When the analysis was conducted, there were 353 tocilizumab patients, 48 sarilumab group, and 402 control patients. The median number of organ support-free days was higher in both the tocilizumab (10 [interquartile range (IQR), –1 to 16]) and sarilumab groups (11 [IQR, 0-16) than the control group (0 [IQR, –1 to 15). When compared to the control group, the median adjusted odds ratio (aOR) for tocilizumab was 1.64 (95% credible intervals [CrI], 1.25-2.14) and for sarilumab, 1.76 (95% CrI, 1.17-2.91).

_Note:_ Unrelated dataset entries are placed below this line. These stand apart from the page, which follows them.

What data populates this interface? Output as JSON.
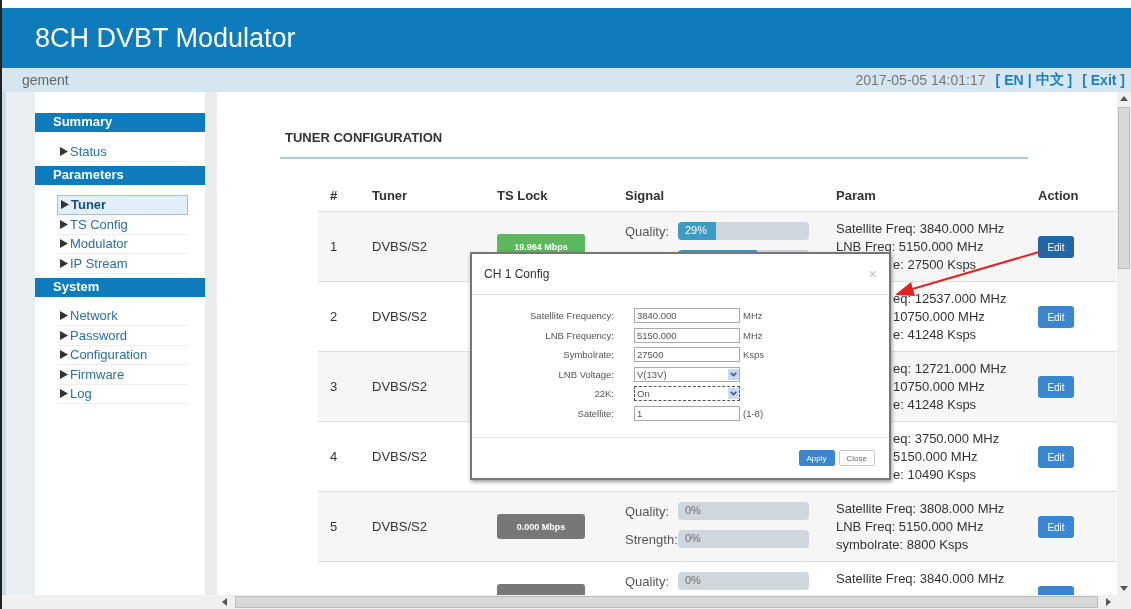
{
  "header": {
    "title": "8CH DVBT Modulator"
  },
  "subbar": {
    "breadcrumb": "gement",
    "datetime": "2017-05-05 14:01:17",
    "language_switch": {
      "open": "[",
      "options": [
        "EN",
        "中文"
      ],
      "separator": "|",
      "close": "]"
    },
    "exit": "[ Exit ]"
  },
  "sidebar": [
    {
      "title": "Summary",
      "items": [
        {
          "label": "Status",
          "selected": false
        }
      ]
    },
    {
      "title": "Parameters",
      "items": [
        {
          "label": "Tuner",
          "selected": true
        },
        {
          "label": "TS Config",
          "selected": false
        },
        {
          "label": "Modulator",
          "selected": false
        },
        {
          "label": "IP Stream",
          "selected": false
        }
      ]
    },
    {
      "title": "System",
      "items": [
        {
          "label": "Network",
          "selected": false
        },
        {
          "label": "Password",
          "selected": false
        },
        {
          "label": "Configuration",
          "selected": false
        },
        {
          "label": "Firmware",
          "selected": false
        },
        {
          "label": "Log",
          "selected": false
        }
      ]
    }
  ],
  "section_title": "TUNER CONFIGURATION",
  "table": {
    "columns": [
      "#",
      "Tuner",
      "TS Lock",
      "Signal",
      "Param",
      "Action"
    ],
    "rows": [
      {
        "index": "1",
        "tuner": "DVBS/S2",
        "ts_lock": {
          "text": "19.964 Mbps",
          "locked": true
        },
        "signal": [
          {
            "label": "Quality:",
            "text": "29%",
            "level": 0.29
          },
          {
            "level": 0.6
          }
        ],
        "param": [
          {
            "kind": "full",
            "text": "Satellite Freq: 3840.000 MHz"
          },
          {
            "kind": "full",
            "text": "LNB Freq: 5150.000 MHz"
          },
          {
            "kind": "cut",
            "text": "e: 27500 Ksps"
          }
        ],
        "action": "Edit",
        "action_pressed": true
      },
      {
        "index": "2",
        "tuner": "DVBS/S2",
        "param": [
          {
            "kind": "cut",
            "text": "eq: 12537.000 MHz"
          },
          {
            "kind": "cut",
            "text": "10750.000 MHz"
          },
          {
            "kind": "cut",
            "text": "e: 41248 Ksps"
          }
        ],
        "action": "Edit",
        "action_pressed": false
      },
      {
        "index": "3",
        "tuner": "DVBS/S2",
        "param": [
          {
            "kind": "cut",
            "text": "eq: 12721.000 MHz"
          },
          {
            "kind": "cut",
            "text": "10750.000 MHz"
          },
          {
            "kind": "cut",
            "text": "e: 41248 Ksps"
          }
        ],
        "action": "Edit",
        "action_pressed": false
      },
      {
        "index": "4",
        "tuner": "DVBS/S2",
        "param": [
          {
            "kind": "cut",
            "text": "eq: 3750.000 MHz"
          },
          {
            "kind": "cut",
            "text": "5150.000 MHz"
          },
          {
            "kind": "cut",
            "text": "e: 10490 Ksps"
          }
        ],
        "action": "Edit",
        "action_pressed": false
      },
      {
        "index": "5",
        "tuner": "DVBS/S2",
        "ts_lock": {
          "text": "0.000 Mbps",
          "locked": false
        },
        "signal": [
          {
            "label": "Quality:",
            "text": "0%",
            "level": 0
          },
          {
            "label": "Strength:",
            "text": "0%",
            "level": 0
          }
        ],
        "param": [
          {
            "kind": "full",
            "text": "Satellite Freq: 3808.000 MHz"
          },
          {
            "kind": "full",
            "text": "LNB Freq: 5150.000 MHz"
          },
          {
            "kind": "full",
            "text": "symbolrate: 8800 Ksps"
          }
        ],
        "action": "Edit",
        "action_pressed": false
      },
      {
        "ts_lock": {
          "locked": false
        },
        "signal": [
          {
            "label": "Quality:",
            "text": "0%",
            "level": 0
          }
        ],
        "param": [
          {
            "kind": "full",
            "text": "Satellite Freq: 3840.000 MHz"
          }
        ],
        "action_pressed": false
      }
    ]
  },
  "dialog": {
    "title": "CH 1 Config",
    "close": "×",
    "fields": [
      {
        "kind": "text",
        "label": "Satellite Frequency:",
        "value": "3840.000",
        "unit": "MHz"
      },
      {
        "kind": "text",
        "label": "LNB Frequency:",
        "value": "5150.000",
        "unit": "MHz"
      },
      {
        "kind": "text",
        "label": "Symbolrate:",
        "value": "27500",
        "unit": "Ksps"
      },
      {
        "kind": "select",
        "label": "LNB Voltage:",
        "value": "V(13V)",
        "focused": false
      },
      {
        "kind": "select",
        "label": "22K:",
        "value": "On",
        "focused": true
      },
      {
        "kind": "text",
        "label": "Satellite:",
        "value": "1",
        "unit": "(1-8)"
      }
    ],
    "buttons": [
      {
        "label": "Apply",
        "primary": true
      },
      {
        "label": "Close",
        "primary": false
      }
    ]
  }
}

For patients with available data at the time of analysis, the in-hospital mortality rates were: tocilizumab, 28.0%; sarilumab, 22.2%; and control, 35.8%. The pooled mortality rate for the two treatment groups was 27.3%. When compared to the control group, the aOR for tocilizumab was 1.64 (95% CrI, 1.14-2.35) and for sarilumab, 2.01 (95% CrI, 1.18-4.71).
Adverse events (AEs) in the tocilizumab group (n=9) included secondary bacterial infection (n=1), bleeds (n=5), cardiac events (n=2), and deterioration in vision (n=1). AEs in the control group (n=11) included bleeds (n=4) and thromboses (n=7). No AEs were reported in the sarilumab group.
REMAP-CAP is an ongoing international COVID-19 trial for which findings have been previously published. In September, a study published in JAMA investigated the effect of hydrocortisone on mortality and organ support in patients with COVID-19 admitted to the ICU.
As more is learned about COVID-19 and studies are ongoing, new data and studies continue to come out, some with different results than others.
Three studies published in JAMA Internal Medicine in October evaluated the use of tocilizumab to treat COVID-19 patients with mixed results. In July a phase 3 study found that sarilumab was not effective in severely ill patients with COVID-19.